Appeals Court rejects Pitt County Confederate monument lawsuit

The North Carolina Court of Appeals split, 2-1, Wednesday in rejecting a lawsuit challenging the removal of a Confederate monument from the Pitt County courthouse. The decision upheld a trial judge’s 2024 decision in the case.

County officials removed the monument from the courthouse property in June 2020 after it was damaged during a local protest.

The Appeals Court’s majority ruled that none of the seven individual plaintiffs nor two groups —Sons of the Confederate Veterans and United Daughters of the Confederacy — had legal standing to bring the lawsuit against Pitt County officials’ decision.

“As discussed previously and throughout this opinion, the individual plaintiffs are unable to establish taxpayer standing, and have failed to allege or establish standing on any other rights, injuries, or legally protected interests,” wrote Judge John Arrowood. “Accordingly, the plaintiff associations fail to satisfy the first requirement that its individuals would otherwise have standing. Although we acknowledge the purpose of the plaintiff organizations are for historical, benevolent, memorial, and educational programs, plaintiffs have failed to identify a legally protected interest in the monument. The amended complaint was properly dismissed for lack of representational standing.”

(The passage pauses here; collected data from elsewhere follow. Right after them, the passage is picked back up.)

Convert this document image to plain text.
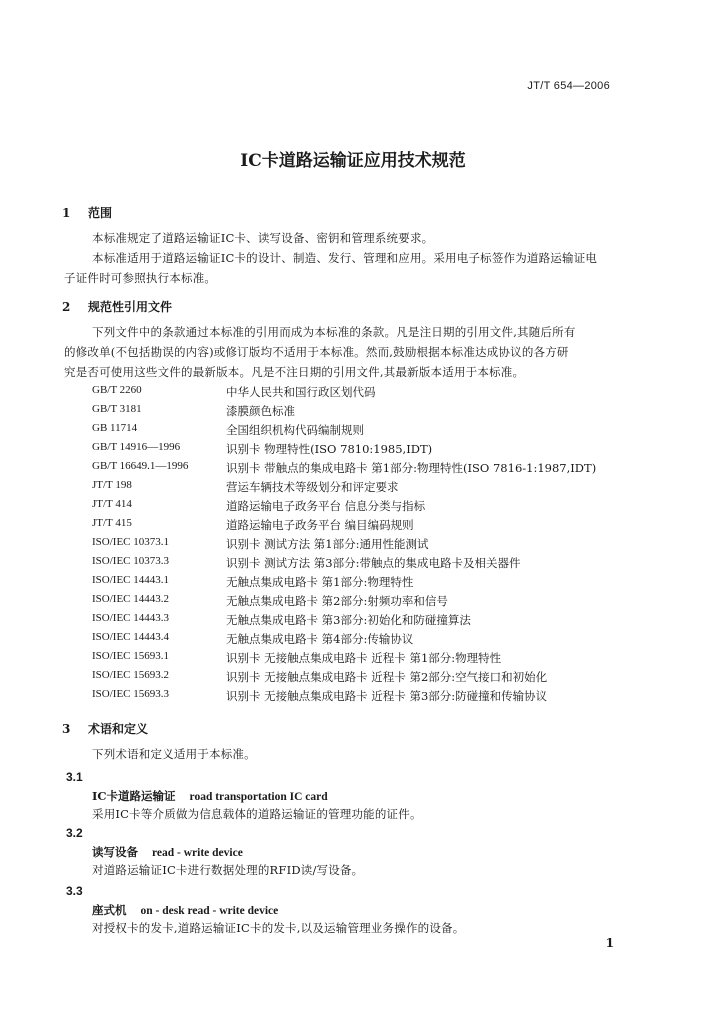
JT/T 654—2006
IC卡道路运输证应用技术规范
1 范围
本标准规定了道路运输证IC卡、读写设备、密钥和管理系统要求。
本标准适用于道路运输证IC卡的设计、制造、发行、管理和应用。采用电子标签作为道路运输证电
子证件时可参照执行本标准。
2 规范性引用文件
下列文件中的条款通过本标准的引用而成为本标准的条款。凡是注日期的引用文件,其随后所有
的修改单(不包括勘误的内容)或修订版均不适用于本标准。然而,鼓励根据本标准达成协议的各方研
究是否可使用这些文件的最新版本。凡是不注日期的引用文件,其最新版本适用于本标准。
GB/T 2260	中华人民共和国行政区划代码
GB/T 3181	漆膜颜色标准
GB 11714	全国组织机构代码编制规则
GB/T 14916—1996	识别卡 物理特性(ISO 7810:1985,IDT)
GB/T 16649.1—1996	识别卡 带触点的集成电路卡 第1部分:物理特性(ISO 7816-1:1987,IDT)
JT/T 198	营运车辆技术等级划分和评定要求
JT/T 414	道路运输电子政务平台 信息分类与指标
JT/T 415	道路运输电子政务平台 编目编码规则
ISO/IEC 10373.1	识别卡 测试方法 第1部分:通用性能测试
ISO/IEC 10373.3	识别卡 测试方法 第3部分:带触点的集成电路卡及相关器件
ISO/IEC 14443.1	无触点集成电路卡 第1部分:物理特性
ISO/IEC 14443.2	无触点集成电路卡 第2部分:射频功率和信号
ISO/IEC 14443.3	无触点集成电路卡 第3部分:初始化和防碰撞算法
ISO/IEC 14443.4	无触点集成电路卡 第4部分:传输协议
ISO/IEC 15693.1	识别卡 无接触点集成电路卡 近程卡 第1部分:物理特性
ISO/IEC 15693.2	识别卡 无接触点集成电路卡 近程卡 第2部分:空气接口和初始化
ISO/IEC 15693.3	识别卡 无接触点集成电路卡 近程卡 第3部分:防碰撞和传输协议
3 术语和定义
下列术语和定义适用于本标准。
3.1
IC卡道路运输证 road transportation IC card
采用IC卡等介质做为信息载体的道路运输证的管理功能的证件。
3.2
读写设备 read - write device
对道路运输证IC卡进行数据处理的RFID读/写设备。
3.3
座式机 on - desk read - write device
对授权卡的发卡,道路运输证IC卡的发卡,以及运输管理业务操作的设备。
1
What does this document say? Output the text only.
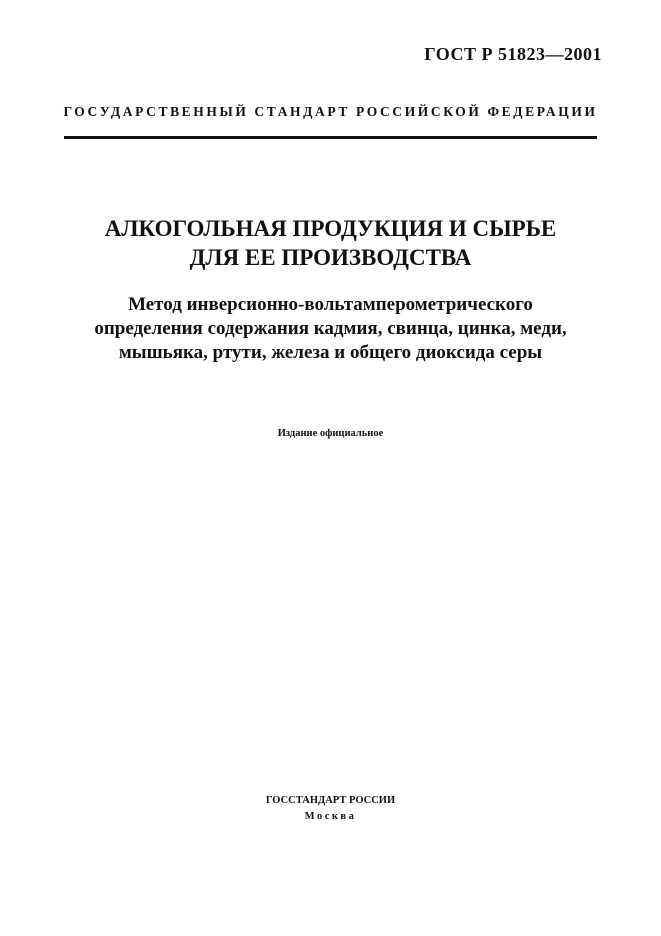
ГОСТ Р 51823—2001
ГОСУДАРСТВЕННЫЙ СТАНДАРТ РОССИЙСКОЙ ФЕДЕРАЦИИ
АЛКОГОЛЬНАЯ ПРОДУКЦИЯ И СЫРЬЕ
ДЛЯ ЕЕ ПРОИЗВОДСТВА
Метод инверсионно-вольтамперометрического
определения содержания кадмия, свинца, цинка, меди,
мышьяка, ртути, железа и общего диоксида серы
Издание официальное
ГОССТАНДАРТ РОССИИ
Москва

Nor could the plaintiffs sue Pitt County for violating the state’s Monument Protection Act, Arrowood wrote. “Although plaintiffs argue defendant’s action was illegal under N.C.G.S. § 100-2.1, plaintiffs have asserted no legal or factual injury, or other legal interest, that establishes standing to pursue a private cause of action under the statute,” he wrote. “Plaintiffs’ amended complaint fails to establish standing to prosecute a claim under N.C.G.S. § 100-2.1 and was properly dismissed.”

“Plaintiffs assert the exclusion of Southern identity and heritage by way of acting to relocate the monument ‘is quite simply a form of discrimination,’” Arrowood wrote. Yet “plaintiffs failed to identify any legal rights conferred by the North Carolina Constitution that were deprived by defendant’s conduct.”

The majority also rejected the argument that the trial judge should have issued findings of fact defending the decision to dismiss the case.

Judge Jeff Carpenter joined Arrowood’s opinion. Judge John Tyson dissented.

“The majority’s opinion incorrectly holds Plaintiffs’ request for findings of fact being denied by the trial court was not prejudicial error, concludes Plaintiffs lack standing, and affirms the trial court’s order. I vote to vacate and remand the order dismissing Plaintiffs’ complaint,” Tyson wrote.

“Defendant unlawfully removed the tombstone and Memorial and placed it in storage,” Tyson argued. “The Board voted to donate the tombstone and Memorial to Commemorating Honor, Inc. on 15 April 2024.” The monument was to “be relocated away from Pitt County only for display at Valor Memorial Park in Davidson County or Lee-Jackson Memorial Park in Rockbridge County, Virginia.”

“The record shows the Monument is a memorial and tombstone located on public property which commemorates military service that is part of North Carolina’s history,” Tyson explained. “The Monument is clearly the type of object intended to be protected by our General Assembly when it enacted the Monument Protection Law.”

Tyson addressed the issue of a trial judge’s findings of fact.

“The majority’s opinion baldly concludes the request for findings of fact being denied by the trial court was not error because ‘the primary question in this case and upon the motion to dismiss is whether the plaintiffs had standing to pursue their claims,’” Tyson wrote. “The majority’s assertion ‘[t]he omission of written findings of fact from the trial court’s order did not prevent or otherwise constrain our ability to conduct a de novo review of the amended complaint’ is wholly untrue in this case.”

“All Plaintiffs clearly alleged sufficient facts and interests to establish standing to challenge Defendant’s unlawful actions to remove a war grave marker and memorial under the statute,” Tyson added. “The trial court failed to make requested and required findings and conclusions on the record. This failure prevents this Court from determining whether the content and format of Plaintiffs’ objections comported with the requirements to establish taxpayer standing.”

Tyson would have vacated the trial judge’s ruling and sent the case back “to make supported findings and conclusions regarding these allegations and objections and whether they are sufficient to confer standing to the individual and entity Plaintiffs.”